Economie

Vinci et son "développement colonial" dans le collimateur de Narayanin

L'entrepreneur Théophane Narayanin est remonté et il l'a fait savoir ce matin. En conflit ouvert depuis plusieurs années avec le propriétaire de son terrain à Mayotte, Frédéric D'Achery, le PDG IBS Hold Invest - Entreprise spécialisée dans l'exploitation de carrière depuis 1996 à Mayotte - dénonce la volonté du géant du BTP Vinci de profiter de cette situation pour prendre le contrôle de cette carrière en la rachetant à son propriétaire. Mais Théophane Narayanin prévient : "C'est la guerre et je me battrai". Retour sur ce conflit judiciaire.


Vinci et son "développement colonial" dans le collimateur de Narayanin
"La situation est exécrable et on ne peut plus la tolérer. On ne veut plus de ce développement colonial qui prolifère dans tous les DOM", lâche Théophane Narayanin, PDG de la société IBS (Ingénérie Béton System) Hold Invest implantée à Mayotte depuis 1996.
L'entrepreneur réunionnais est remonté contre le groupe Vinci. Il l'accuse ouvertement de vouloir profiter du conflit judiciaire qui existe entre IBS, son entreprise spécialisée dans l'exploitation de carrière, et le propriétaire du terrain, Frédéric D'Achery, pour s'emparer de la carrière de Kangani. Un conflit qui remonte à 1997.

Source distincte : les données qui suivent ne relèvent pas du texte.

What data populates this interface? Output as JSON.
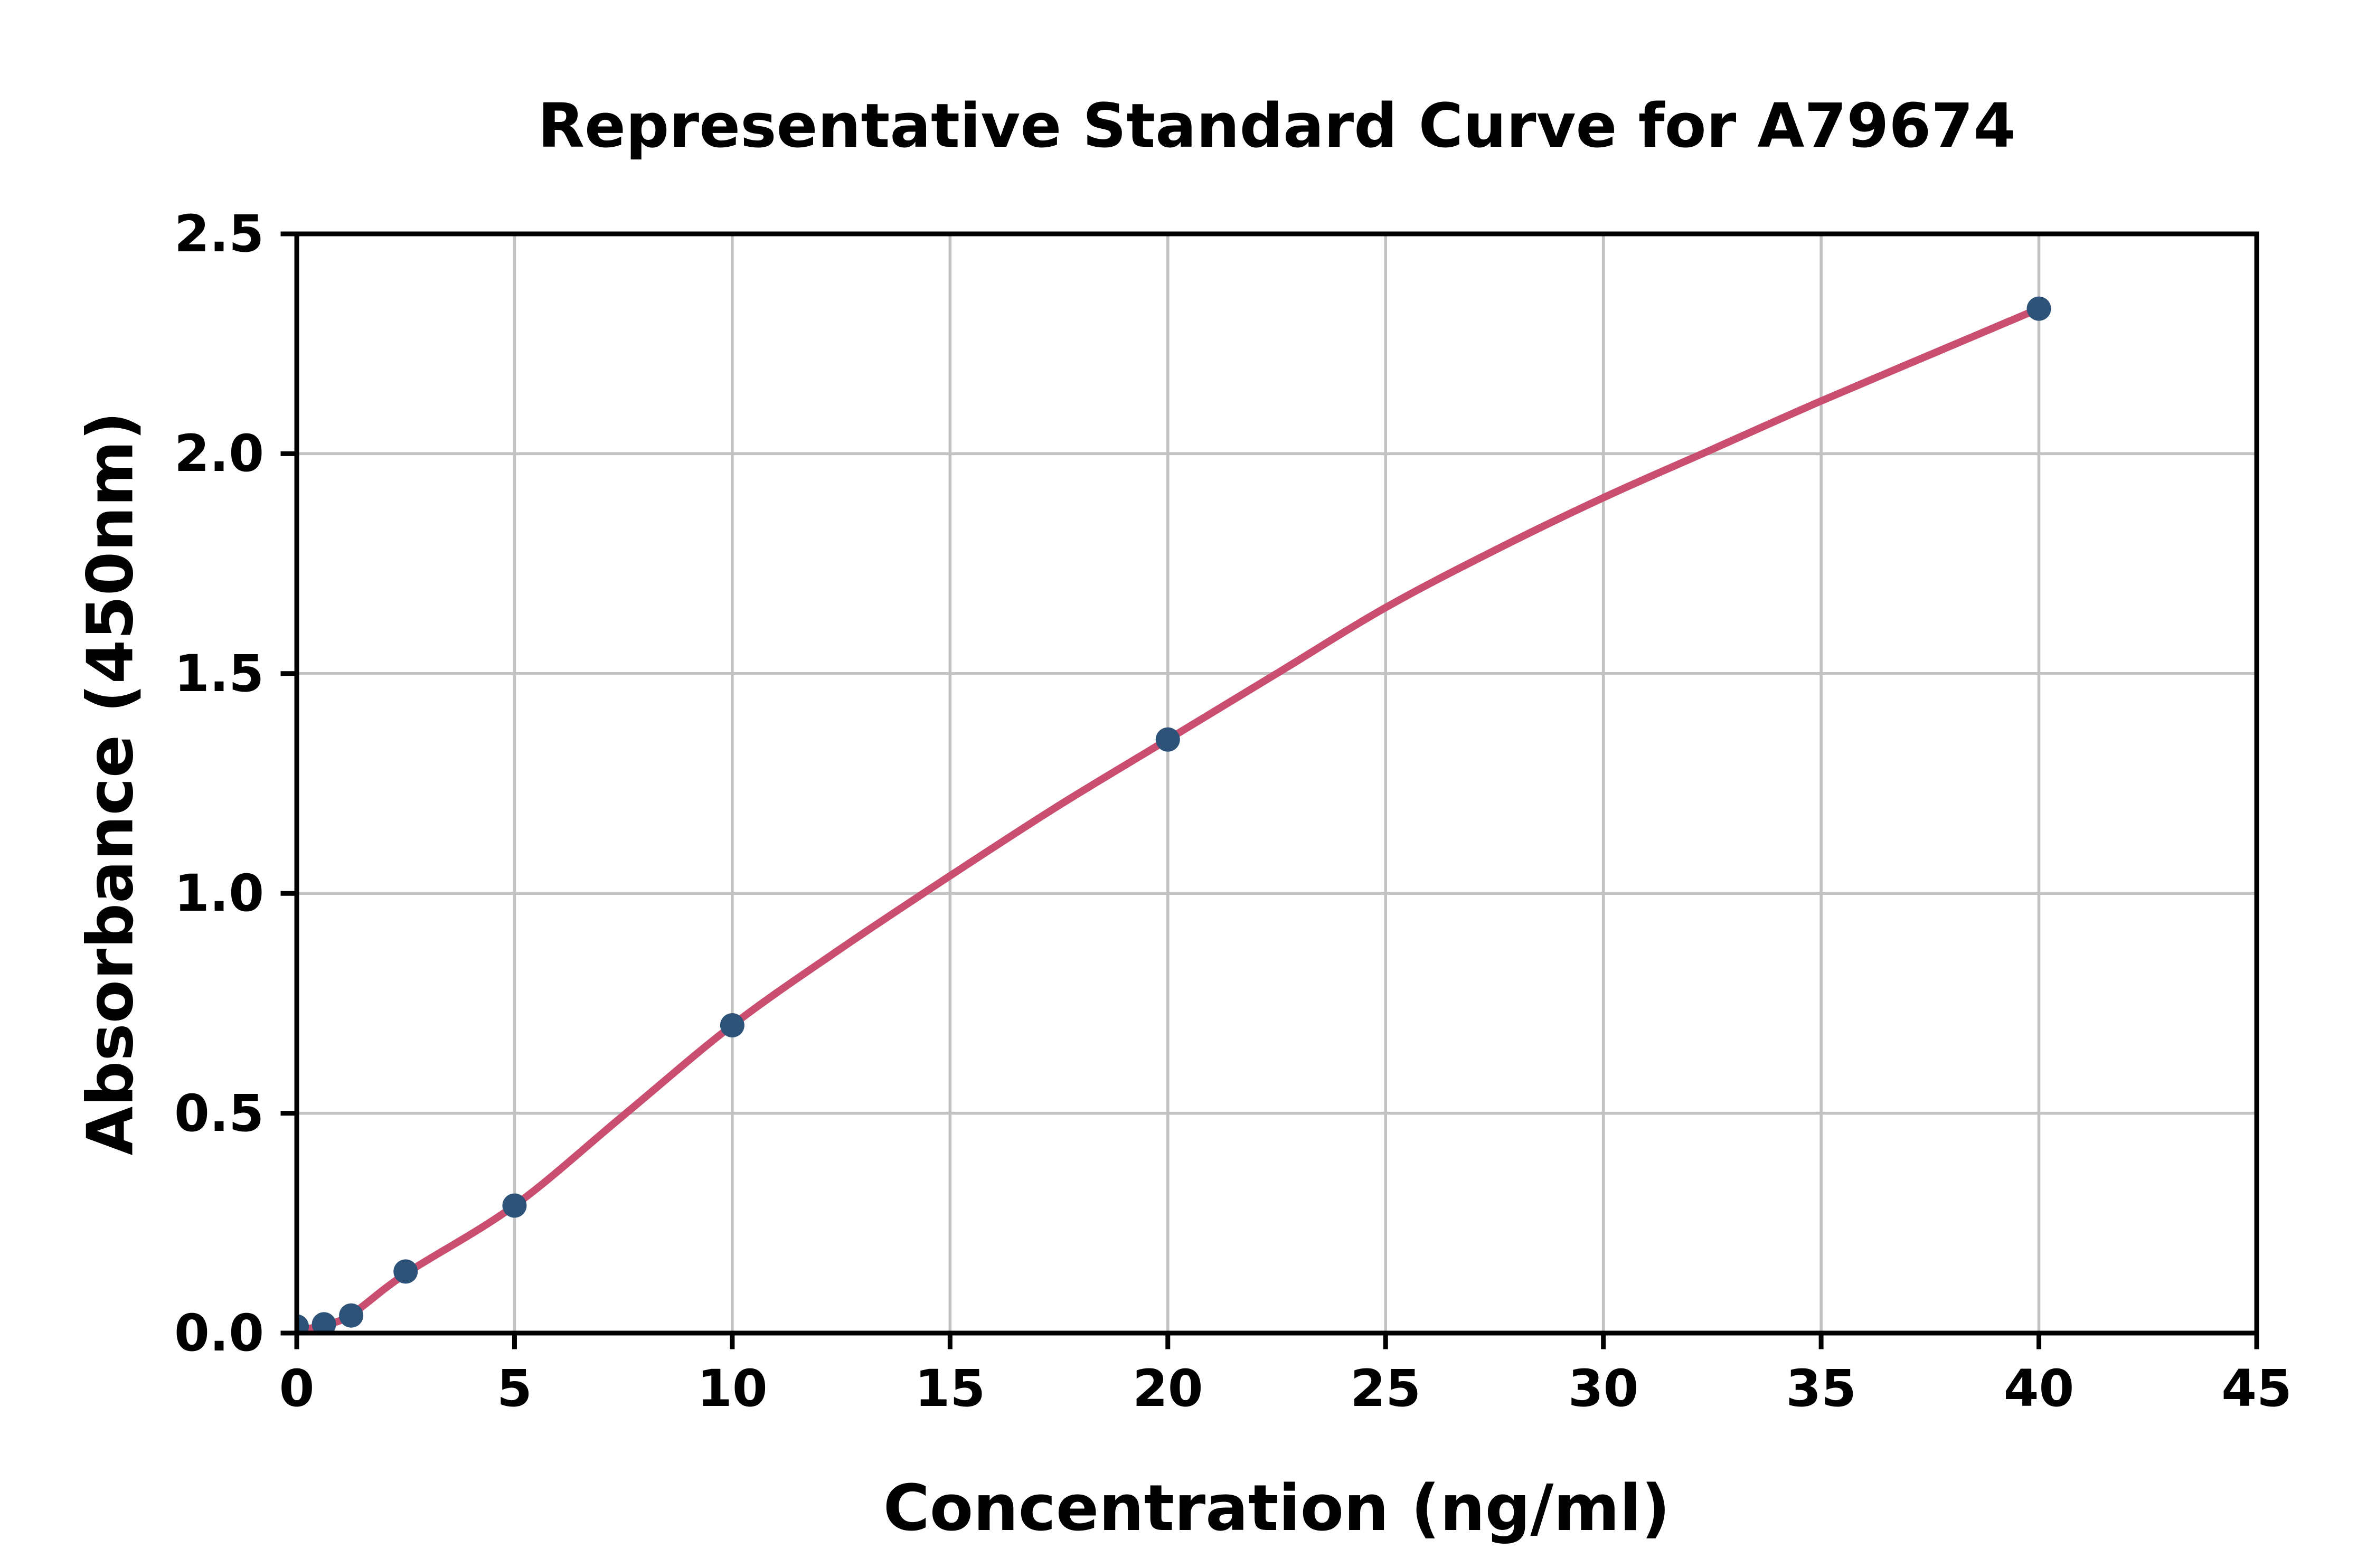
{
  "figure": {
    "background_color": "#ffffff",
    "text_color": "#000000"
  },
  "style": {
    "marker_color": "#2D5379",
    "curve_color": "#C94E70",
    "grid_color": "#C2C2C2",
    "spine_color": "#000000",
    "marker_radius": 23,
    "curve_width": 14,
    "grid_width": 5.5,
    "spine_width": 9,
    "tick_length": 26,
    "tick_width": 9
  },
  "chart_data": {
    "type": "scatter",
    "title": "Representative Standard Curve for A79674",
    "xlabel": "Concentration (ng/ml)",
    "ylabel": "Absorbance (450nm)",
    "xlim": [
      0,
      45
    ],
    "ylim": [
      0,
      2.5
    ],
    "x_ticks": [
      0,
      5,
      10,
      15,
      20,
      25,
      30,
      35,
      40,
      45
    ],
    "x_tick_labels": [
      "0",
      "5",
      "10",
      "15",
      "20",
      "25",
      "30",
      "35",
      "40",
      "45"
    ],
    "y_ticks": [
      0.0,
      0.5,
      1.0,
      1.5,
      2.0,
      2.5
    ],
    "y_tick_labels": [
      "0.0",
      "0.5",
      "1.0",
      "1.5",
      "2.0",
      "2.5"
    ],
    "grid": true,
    "legend": "none",
    "series": [
      {
        "name": "standard-points",
        "type": "scatter",
        "color": "#2D5379",
        "points": [
          [
            0,
            0.015
          ],
          [
            0.625,
            0.02
          ],
          [
            1.25,
            0.04
          ],
          [
            2.5,
            0.14
          ],
          [
            5,
            0.29
          ],
          [
            10,
            0.7
          ],
          [
            20,
            1.35
          ],
          [
            40,
            2.33
          ]
        ]
      },
      {
        "name": "fitted-curve",
        "type": "line",
        "color": "#C94E70",
        "points": [
          [
            0,
            0.005
          ],
          [
            0.625,
            0.018
          ],
          [
            1.25,
            0.042
          ],
          [
            2.5,
            0.135
          ],
          [
            5,
            0.29
          ],
          [
            7.5,
            0.495
          ],
          [
            10,
            0.7
          ],
          [
            12.5,
            0.875
          ],
          [
            15,
            1.04
          ],
          [
            17.5,
            1.2
          ],
          [
            20,
            1.35
          ],
          [
            22.5,
            1.5
          ],
          [
            25,
            1.65
          ],
          [
            27.5,
            1.78
          ],
          [
            30,
            1.9
          ],
          [
            32.5,
            2.01
          ],
          [
            35,
            2.12
          ],
          [
            37.5,
            2.225
          ],
          [
            40,
            2.33
          ]
        ]
      }
    ]
  }
}
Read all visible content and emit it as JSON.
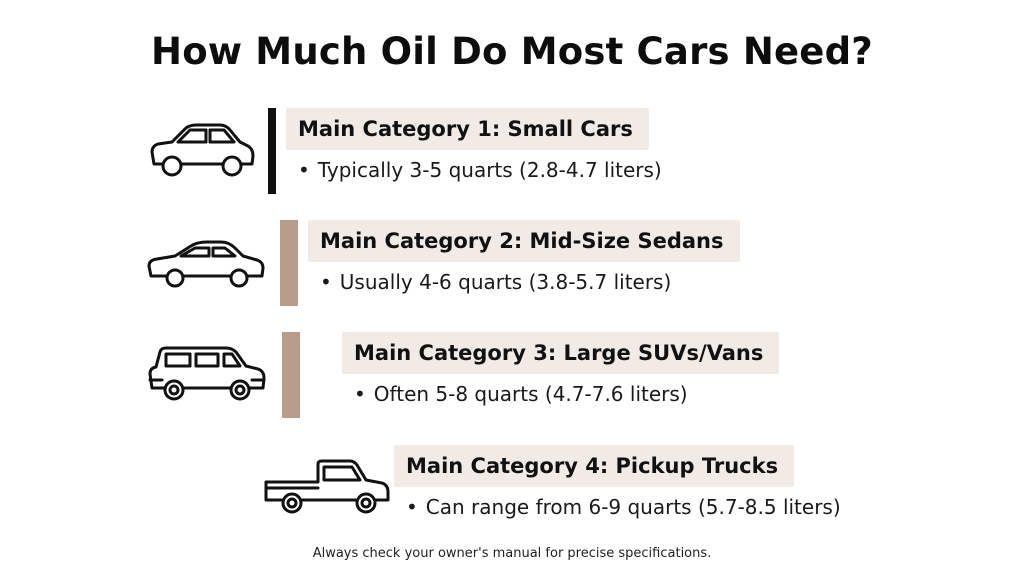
{
  "title": "How Much Oil Do Most Cars Need?",
  "footnote": "Always check your owner's manual for precise specifications.",
  "colors": {
    "bar_dark": "#111111",
    "bar_tan": "#b89c8c",
    "label_bg": "#f2ebe5"
  },
  "categories": [
    {
      "label": "Main Category 1: Small Cars",
      "detail": "Typically 3-5 quarts (2.8-4.7 liters)",
      "icon": "small-car-icon"
    },
    {
      "label": "Main Category 2: Mid-Size Sedans",
      "detail": "Usually 4-6 quarts (3.8-5.7 liters)",
      "icon": "sedan-icon"
    },
    {
      "label": "Main Category 3: Large SUVs/Vans",
      "detail": "Often 5-8 quarts (4.7-7.6 liters)",
      "icon": "suv-icon"
    },
    {
      "label": "Main Category 4: Pickup Trucks",
      "detail": "Can range from 6-9 quarts (5.7-8.5 liters)",
      "icon": "pickup-truck-icon"
    }
  ]
}
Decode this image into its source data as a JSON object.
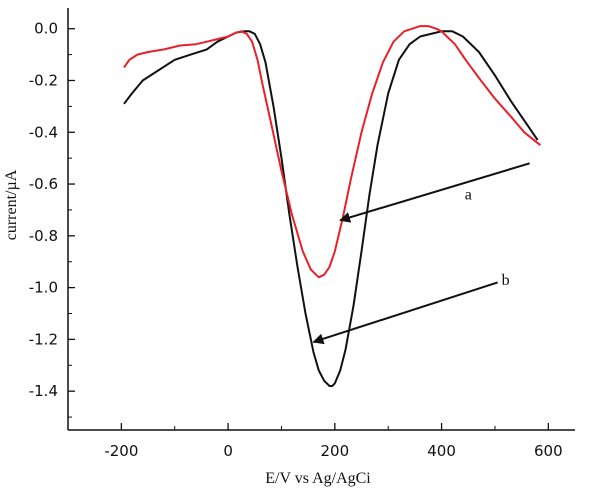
{
  "chart_data": {
    "type": "line",
    "xlabel": "E/V vs Ag/AgCi",
    "ylabel": "current/µA",
    "xlim": [
      -300,
      650
    ],
    "ylim": [
      -1.55,
      0.08
    ],
    "x_ticks": [
      -200,
      0,
      200,
      400,
      600
    ],
    "x_tick_labels": [
      "-200",
      "0",
      "200",
      "400",
      "600"
    ],
    "y_ticks": [
      0.0,
      -0.2,
      -0.4,
      -0.6,
      -0.8,
      -1.0,
      -1.2,
      -1.4
    ],
    "y_tick_labels": [
      "0.0",
      "-0.2",
      "-0.4",
      "-0.6",
      "-0.8",
      "-1.0",
      "-1.2",
      "-1.4"
    ],
    "grid": false,
    "series": [
      {
        "name": "a",
        "color": "#e8202a",
        "x": [
          -195,
          -185,
          -170,
          -150,
          -120,
          -90,
          -60,
          -40,
          -20,
          0,
          15,
          25,
          35,
          45,
          55,
          65,
          80,
          100,
          120,
          140,
          155,
          170,
          180,
          190,
          200,
          215,
          230,
          250,
          270,
          290,
          310,
          330,
          345,
          360,
          375,
          390,
          400,
          410,
          425,
          445,
          470,
          500,
          530,
          555,
          585
        ],
        "y": [
          -0.15,
          -0.12,
          -0.1,
          -0.09,
          -0.08,
          -0.065,
          -0.06,
          -0.05,
          -0.04,
          -0.03,
          -0.015,
          -0.01,
          -0.02,
          -0.05,
          -0.12,
          -0.22,
          -0.36,
          -0.55,
          -0.72,
          -0.86,
          -0.93,
          -0.96,
          -0.95,
          -0.92,
          -0.86,
          -0.73,
          -0.58,
          -0.4,
          -0.25,
          -0.13,
          -0.05,
          -0.01,
          0.0,
          0.01,
          0.01,
          0.0,
          -0.01,
          -0.03,
          -0.06,
          -0.12,
          -0.19,
          -0.27,
          -0.34,
          -0.4,
          -0.45
        ]
      },
      {
        "name": "b",
        "color": "#111111",
        "x": [
          -195,
          -180,
          -160,
          -130,
          -100,
          -70,
          -40,
          -20,
          0,
          15,
          30,
          40,
          50,
          60,
          70,
          85,
          100,
          115,
          130,
          145,
          160,
          170,
          180,
          190,
          195,
          200,
          210,
          220,
          235,
          250,
          265,
          280,
          300,
          320,
          340,
          360,
          380,
          400,
          420,
          440,
          470,
          500,
          530,
          560,
          580
        ],
        "y": [
          -0.29,
          -0.25,
          -0.2,
          -0.16,
          -0.12,
          -0.1,
          -0.08,
          -0.05,
          -0.03,
          -0.015,
          -0.01,
          -0.01,
          -0.02,
          -0.06,
          -0.13,
          -0.3,
          -0.5,
          -0.72,
          -0.92,
          -1.1,
          -1.25,
          -1.32,
          -1.36,
          -1.38,
          -1.38,
          -1.37,
          -1.32,
          -1.24,
          -1.07,
          -0.86,
          -0.64,
          -0.45,
          -0.25,
          -0.12,
          -0.06,
          -0.03,
          -0.02,
          -0.01,
          -0.01,
          -0.03,
          -0.09,
          -0.18,
          -0.28,
          -0.37,
          -0.43
        ]
      }
    ],
    "annotations": [
      {
        "label": "a",
        "text_x": 450,
        "text_y": -0.64,
        "arrow_from": [
          565,
          -0.52
        ],
        "arrow_to": [
          210,
          -0.74
        ]
      },
      {
        "label": "b",
        "text_x": 520,
        "text_y": -0.97,
        "arrow_from": [
          505,
          -0.98
        ],
        "arrow_to": [
          160,
          -1.21
        ]
      }
    ]
  }
}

A peine installée, la société IBS se heurte à un premier couac judiciaire avec son propriétaire. Il faudra l'intervention du tribunal de Mamoudzou en 1997 pour qu'un bail emphytéotique d'une durée de 99 ans soit mis en place entre les deux parties (ndlr: Le bail emphytéotique est un bail immobilier de très longue durée, le plus souvent 99 ans. La situation des parties est assez particulière puisque le locataire se voit reconnaître un véritable droit réel sur le bien qui lui est donné à bail).

Procédure d'expulsion

Entre 2005 et aujourd'hui, les procédures judiciaires se multiplient jusqu'à arriver à une décision de la Cour de cassation en juin dernier, confirmant un arrêt du tribunal supérieur d'appel de Mamoudzou (ndlr: octobre 2010), résiliant judiciairement le bail emphytéotique pour un "retard de paiement de 18.000 euros de loyer" que reconnait parfaitement Théophane Narayanin.

Pis, la décision de la Cour de cassation demande l'expulsion de la société sous peine d'une astreinte de 1.000 euros par jour d'occupation au-delà de la date d'exécution du jugement. "Ce montant (ndlr:18.000 euros) correspondait à une année de redevances retenues en raison d'un litige avec le bailleur qui avait vendu ou "donné" au détriment de la société IBS des surfaces de terrains", explique Théophane Narayanin qui assure, depuis, avoir "régularisé" la somme. Trop tard le mal est fait.

La société IBS, implantée sur la carrière de Kangani
La société IBS, implantée sur la carrière de Kangani
Frédéric D'Achery va plus loin dans sa démarche après l'annulation du bail et demande au tribunal administratif l'expulsion "manu militari", via la force publique, de la société IBS du terrain. Mais rebondissement, le tribunal administratif de Mayotte va à l'encontre de cette demande en raison des "multiples zones d'ombre" du dossier et refuse de faire droit à cette demande. Si le recours à la force publique pour expulser la société IBS du terrain de Frédéric D'Achery est écarté, il ne reste pas moins que la procédure sur le fond court toujours. Aujourd'hui le montant total de l'astreinte a atteint 650.000 euros dont "250.000 ont été payés", souligne Théophane Narayanin.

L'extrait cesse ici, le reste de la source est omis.